Gujarat Formation Day: History, Importance Of Gujarat Sthapana Divas And Key Facts About Gujarat

Gujarat Formation Day: History, Importance Of Gujarat Sthapana Divas And Key Facts About Gujarat

The Gujarat Formation Day, also known as Gujarat Sthapana Divas is commemorated every year on May 1 in recognition of the creation of Gujarat as a separate state out of the then Bombay state on linguistic grounds in 1960. This year, the home state of Mahatma Gandhi will be celebrating its 62 years of formation as a separate political entity recalling and cherishing its struggle and emergence as an independent state.

Gujarat Formation Day History

The Gujarat state, which came to assume its political identity as a separate state on May 1, 1960, on linguistic grounds, has a very rich tradition and history. In the post-Independent era, after India attained its independence in 1947, the demand for the creation of States on linguistic grounds gained momentum across the country, including in Gujarat, where the Mahagujarat movement, also known as the Mahagujarat Andolan played a significant role.

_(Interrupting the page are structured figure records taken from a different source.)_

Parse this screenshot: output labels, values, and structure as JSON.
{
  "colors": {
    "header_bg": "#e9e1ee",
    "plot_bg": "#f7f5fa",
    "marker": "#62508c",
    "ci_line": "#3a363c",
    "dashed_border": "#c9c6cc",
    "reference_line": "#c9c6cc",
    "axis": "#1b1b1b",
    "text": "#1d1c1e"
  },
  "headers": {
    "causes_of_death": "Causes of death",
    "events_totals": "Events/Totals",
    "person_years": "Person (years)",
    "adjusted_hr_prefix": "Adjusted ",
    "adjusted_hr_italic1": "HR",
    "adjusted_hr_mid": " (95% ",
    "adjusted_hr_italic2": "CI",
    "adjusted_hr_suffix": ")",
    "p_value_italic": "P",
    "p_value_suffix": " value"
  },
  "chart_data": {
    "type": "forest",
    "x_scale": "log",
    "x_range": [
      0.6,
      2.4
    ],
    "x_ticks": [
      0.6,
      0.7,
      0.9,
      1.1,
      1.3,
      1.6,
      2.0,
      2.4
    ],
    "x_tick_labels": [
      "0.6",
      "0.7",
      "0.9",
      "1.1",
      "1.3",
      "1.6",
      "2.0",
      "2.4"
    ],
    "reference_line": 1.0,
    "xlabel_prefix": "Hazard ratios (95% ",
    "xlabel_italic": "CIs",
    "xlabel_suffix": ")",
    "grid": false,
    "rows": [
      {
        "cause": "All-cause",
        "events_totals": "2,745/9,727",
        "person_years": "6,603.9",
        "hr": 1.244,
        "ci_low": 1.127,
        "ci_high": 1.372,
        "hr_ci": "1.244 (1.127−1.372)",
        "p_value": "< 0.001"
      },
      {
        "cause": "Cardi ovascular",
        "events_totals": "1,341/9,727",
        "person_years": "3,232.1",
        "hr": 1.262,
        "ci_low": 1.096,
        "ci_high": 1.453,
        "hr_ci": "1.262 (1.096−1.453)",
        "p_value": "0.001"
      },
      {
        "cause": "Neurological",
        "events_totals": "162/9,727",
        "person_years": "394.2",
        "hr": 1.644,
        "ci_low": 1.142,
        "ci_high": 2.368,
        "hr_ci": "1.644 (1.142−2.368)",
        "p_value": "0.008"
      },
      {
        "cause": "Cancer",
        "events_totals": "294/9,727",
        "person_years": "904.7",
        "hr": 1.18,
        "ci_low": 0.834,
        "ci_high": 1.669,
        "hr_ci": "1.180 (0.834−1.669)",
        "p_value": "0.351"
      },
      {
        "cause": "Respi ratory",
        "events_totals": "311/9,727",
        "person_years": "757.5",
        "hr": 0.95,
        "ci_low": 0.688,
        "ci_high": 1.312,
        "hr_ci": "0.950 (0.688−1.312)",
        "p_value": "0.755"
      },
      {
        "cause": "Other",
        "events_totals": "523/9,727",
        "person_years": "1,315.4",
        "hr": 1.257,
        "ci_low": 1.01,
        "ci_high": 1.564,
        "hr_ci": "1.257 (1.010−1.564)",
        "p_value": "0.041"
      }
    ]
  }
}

The Mahagujarat idea was first advocated by KM Munshi, a freedom fighter and it was presented at the Gujarat Sahitya Sabha for the first time in 1937 which was held in Karachi.

Gujarat Formation Day Importance

The creation of Gujarat can be credited to the Mahagujarat movement aka Mahagujarat Andolan – a political movement that demanded the creation of Gujarat state for Gujarati-speaking people from the then bilingual Bombay state of India in 1956.

In achieving the objective of a separate Gujarat state, a Mahagujarat conference was held in 1948 to include all Gujarati-speaking people under one administration which eventually resulted in the formation of Gujarat on 1 May 1960, including the regions Saurashtra and Kutch.

Mahagujarat Janata Parishad was formed under the guidance and leadership of Indulal Yagnik in the realization of the dream of a separate Gujarat state. Indulal Yagnik led the Mahagujarat movement during which he was arrested and imprisoned along with other leaders of the movement such as Dinkar Mehta, Dhanvant Shroff, etc.

Following the creation of Gujarat, Ahmedabad came to assume the status of the chief city of the new state and housed all the government offices of the State, until they were transferred to Gandhinagar a decade later, in 1970.

Gujarat Formation Day – Key Facts About Gujarat

Gujarat is 2nd largest producer of crude oil (onshore), 4th largest producer of natural gas, occupies the first spot in Logistics in the country with 42 ports and 18 operational
airports, and is one of the leading industrialised states in India.

Gujarat is regarded as the petroleum capital of India with several refinery units, and housing several Oil and Gas reserves in places like Ankleshwar, Mehsana, Tapti High, Hazira, Bharuch, Gandhar, Dahej, Jambusar, Palej, and Kalol. It is the world’s largest producer of processed diamonds, accounting for 72% of the world’s processed diamond share and 80% of India’s diamond exports.

Gujarat is marked as the largest manufacturer of denim in the country contributing 65 to 70 percent to India’s denim production, and the third-largest in the world. It has 60 notified special economic zones (SEZs).

Gujarat Formation Day:History, Importance & Facts

Gujarat also forms India’s chemicals and petrochemicals hub with eight chemical clusters, 14 industrial estates, and three SEZs, which are primarily dedicated to the chemicals and petrochemicals industry.

Over 65% of Gujarat’s population is in the working-age group of 15-59 years and is the 9th most populated state in India, with a population strength of 60.4 mn home to 5% of the country’s total population.

Gujarat is also home to several educational institutions of higher learning comprising 3 Central Universities, 22 State Universities, 32 Private Universities, 238 Engineering Colleges (AICTE approved), 422 Industrial Training Institutes, 145 Polytechnic Institutes, 74 Pharmacy Colleges, and 4 Agricultural Universities

Gujarat is popular for it is folk and cultural fairs such as Kavant, Shamlaji, Tarnetar, etc. which adds to its grandeur.